Künftig muss der Ökonom nicht mehr nur die wirtschaftliche Entwicklung im Blick behalten, sondern die Interessen von rund 930 000 Gewerkschaftsmitgliedern ganz verschiedener Branchen und Regionen. Er gilt als kompromissorientiert, was sicher hilfreich ist, um einen Laden wie den DGB mit seinen acht Mitgliedsgewerkschaften zusammenzuhalten. Aber auch seine Wirtschaftsexpertise wird er einbringen. Bislang habe er Konzepte entworfen, einen Marshallplan für Europa zum Beispiel, nun will er sie »ins operative Geschäft« übertragen. Ein Zukunftsfonds mit Bürgeranleihen gehört dazu, durch den die öffentliche Hand wichtige Investitionen in die Infrastruktur tätigen könnte. Außerdem will er für gute, tarifvertraglich abgesicherte Arbeit kämpfen. Zum Teil liegt er hier über Kreuz mit seiner Partei, der SPD, deren Mitglied er bereits seit 1988 ist. Kritik an den Arbeitsmarktreformen der Ära Schröder teilt der Gewerkschafter - darin war er sich mit dem prominenten innerparteilichen Agenda-Kritiker Ottmar Schreiner einig, für den er einige Jahre im Bundestag arbeitete.

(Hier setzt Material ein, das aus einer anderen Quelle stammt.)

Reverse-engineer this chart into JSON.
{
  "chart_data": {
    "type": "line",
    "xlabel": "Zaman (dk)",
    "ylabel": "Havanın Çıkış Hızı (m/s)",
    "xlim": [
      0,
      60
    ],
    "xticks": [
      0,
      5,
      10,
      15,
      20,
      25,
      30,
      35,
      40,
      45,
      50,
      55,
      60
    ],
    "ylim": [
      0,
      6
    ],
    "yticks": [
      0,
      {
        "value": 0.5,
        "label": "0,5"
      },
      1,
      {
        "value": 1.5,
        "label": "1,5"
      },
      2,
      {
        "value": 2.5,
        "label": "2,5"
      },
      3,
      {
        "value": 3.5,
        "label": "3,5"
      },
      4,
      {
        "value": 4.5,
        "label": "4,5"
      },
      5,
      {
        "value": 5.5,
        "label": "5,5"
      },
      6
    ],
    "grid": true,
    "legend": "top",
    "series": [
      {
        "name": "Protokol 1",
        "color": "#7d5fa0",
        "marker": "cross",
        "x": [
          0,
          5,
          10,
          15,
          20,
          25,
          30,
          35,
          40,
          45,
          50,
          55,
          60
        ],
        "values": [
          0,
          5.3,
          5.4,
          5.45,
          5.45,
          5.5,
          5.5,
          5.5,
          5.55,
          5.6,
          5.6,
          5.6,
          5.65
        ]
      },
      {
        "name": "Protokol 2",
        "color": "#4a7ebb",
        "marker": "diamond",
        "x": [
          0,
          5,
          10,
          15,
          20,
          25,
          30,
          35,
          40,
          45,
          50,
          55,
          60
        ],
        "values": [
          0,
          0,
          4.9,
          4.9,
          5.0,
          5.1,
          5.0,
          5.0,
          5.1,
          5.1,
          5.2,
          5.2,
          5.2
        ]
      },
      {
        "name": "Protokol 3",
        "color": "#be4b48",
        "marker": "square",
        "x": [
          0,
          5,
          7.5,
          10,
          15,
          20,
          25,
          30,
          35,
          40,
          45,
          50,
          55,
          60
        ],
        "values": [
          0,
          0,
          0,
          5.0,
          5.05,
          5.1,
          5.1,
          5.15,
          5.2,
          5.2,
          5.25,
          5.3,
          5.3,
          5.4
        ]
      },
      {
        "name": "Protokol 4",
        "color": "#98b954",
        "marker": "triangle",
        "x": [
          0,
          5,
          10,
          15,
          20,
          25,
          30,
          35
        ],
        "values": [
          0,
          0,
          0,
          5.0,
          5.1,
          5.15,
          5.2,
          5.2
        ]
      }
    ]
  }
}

Der inzwischen verstorbene SPD-Politiker würde heute gewiss zu den schärfsten Gegnern der Großen Koalition gehören. Payandeh sieht hingegen »Licht und Schatten«, bei der in Niedersachsen genauso wie im Bund. Aus dem neuen Koalitionsvertrag will er nur einen Punkt hervorheben: Europa. »Da ist ein echter Kurswechsel geplant, endlich weg von Austerität und striktem Sparen.« Payandeh ist kein Barrikadenkämpfer. »Ich beiße mich nicht fest.« Wenn man die Schuldenbremse nicht abschaffen kann, was er richtig fände, wofür er aber keine Mehrheit sieht, dann müsse man nach anderen Lösungen suchen. Wie den Zukunftsfonds eben.
Bei seinem Vorgänger Hartmut Tölle hing ein Porträt von Karl Marx im Büro. Es würde eigentlich auch zu ihm passen. Gelesen hat er ihn natürlich. »Wie man ohne Marx Ökonomie oder Soziologie studieren kann, verstehe ich nicht.« Genauso wenig wie die Aufregung über die Erkenntnisse des französischen Ökonomen Piketty. »Das steht alles schon in Band 3 des Kapitals. Wenn Ungleichheit wächst, schwindet die Kaufkraft.« Aber ein Marx-Konterfei würde er sich trotzdem nicht ins Büro hängen. Tölle hat seines eh mitgenommen. »Ist auch eine Geschmacksfrage«, meint Payandeh. Er mag politische Bekenntnisse an den Wänden nicht so. Er empfindet das als Agitation. »Ich will lieber etwas, das den Raum auflockert«, sagt er. Zwei Bilder mit Tulpen wird er sich vielleicht hinhängen.